Angka — the Central Party of the Khmer Rouge.
They wanted the farmers, men from the hills, whose minds were free of education, whose minds were blank slates that could easily be filled.
“You will write your confession now, Pran.”
Iron manacles, big enough for oxen, restrained Pran’s legs. His hands were tied behind him with wire, and a heavy chain connected them to the manacles. “Who is Angka?”
Samnang flexed the fingers of his right hand. “Angka is your new family.” He squatted in front of Pran, lifted his head up by the hair so that he could look into his eyes. “Angka is your mother and father. Angka is all you need.” He let go of Pran’s hair and brought his right fist quickly forward, connecting with Pran’s nose in one dizzying instant. Samnang felt the small bones break, felt a fresh burst of blood on his knuckles. He stepped back and flung it off his fingers.

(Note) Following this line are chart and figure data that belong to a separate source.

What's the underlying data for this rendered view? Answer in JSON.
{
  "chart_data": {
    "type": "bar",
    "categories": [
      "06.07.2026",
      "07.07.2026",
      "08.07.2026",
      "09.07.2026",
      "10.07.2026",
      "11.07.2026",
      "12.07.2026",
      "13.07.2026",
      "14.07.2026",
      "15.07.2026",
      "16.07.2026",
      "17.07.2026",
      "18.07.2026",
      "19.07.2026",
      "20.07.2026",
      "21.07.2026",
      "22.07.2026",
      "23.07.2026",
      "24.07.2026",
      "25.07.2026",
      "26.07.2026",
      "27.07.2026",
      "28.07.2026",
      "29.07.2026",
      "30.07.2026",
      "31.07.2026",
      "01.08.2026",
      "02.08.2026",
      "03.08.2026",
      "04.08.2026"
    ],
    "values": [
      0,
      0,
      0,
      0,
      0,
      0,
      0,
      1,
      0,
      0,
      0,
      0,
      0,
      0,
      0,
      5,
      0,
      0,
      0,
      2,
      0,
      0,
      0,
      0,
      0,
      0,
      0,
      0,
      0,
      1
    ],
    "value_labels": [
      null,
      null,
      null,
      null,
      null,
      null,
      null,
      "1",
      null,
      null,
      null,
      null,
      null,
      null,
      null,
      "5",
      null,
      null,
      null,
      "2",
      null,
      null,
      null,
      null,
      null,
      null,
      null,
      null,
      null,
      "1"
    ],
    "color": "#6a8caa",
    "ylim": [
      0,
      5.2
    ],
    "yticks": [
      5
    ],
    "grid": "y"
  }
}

Pran breathed heavily through his mouth as he looked up at Samnang, eyes squinting, jaw quivering with pain.
“Angka doesn’t have time for your games,” Samnang said. “You will give your confession now.”
Another man sat in a chair in the corner, poised over a pad of paper, ready to capture Pran’s words and regurgitate them in ink.
“Why should I trust you?” Pran strained to get the words out. “How do I know what I tell you is what gets written?”
“You think too much.” Samnang lit a cigarette, inhaled and blew a cloud of bluish smoke in Pran’s face. “Now,” he said. He brought the glowing end of the cigarette close to Pran’s left eye.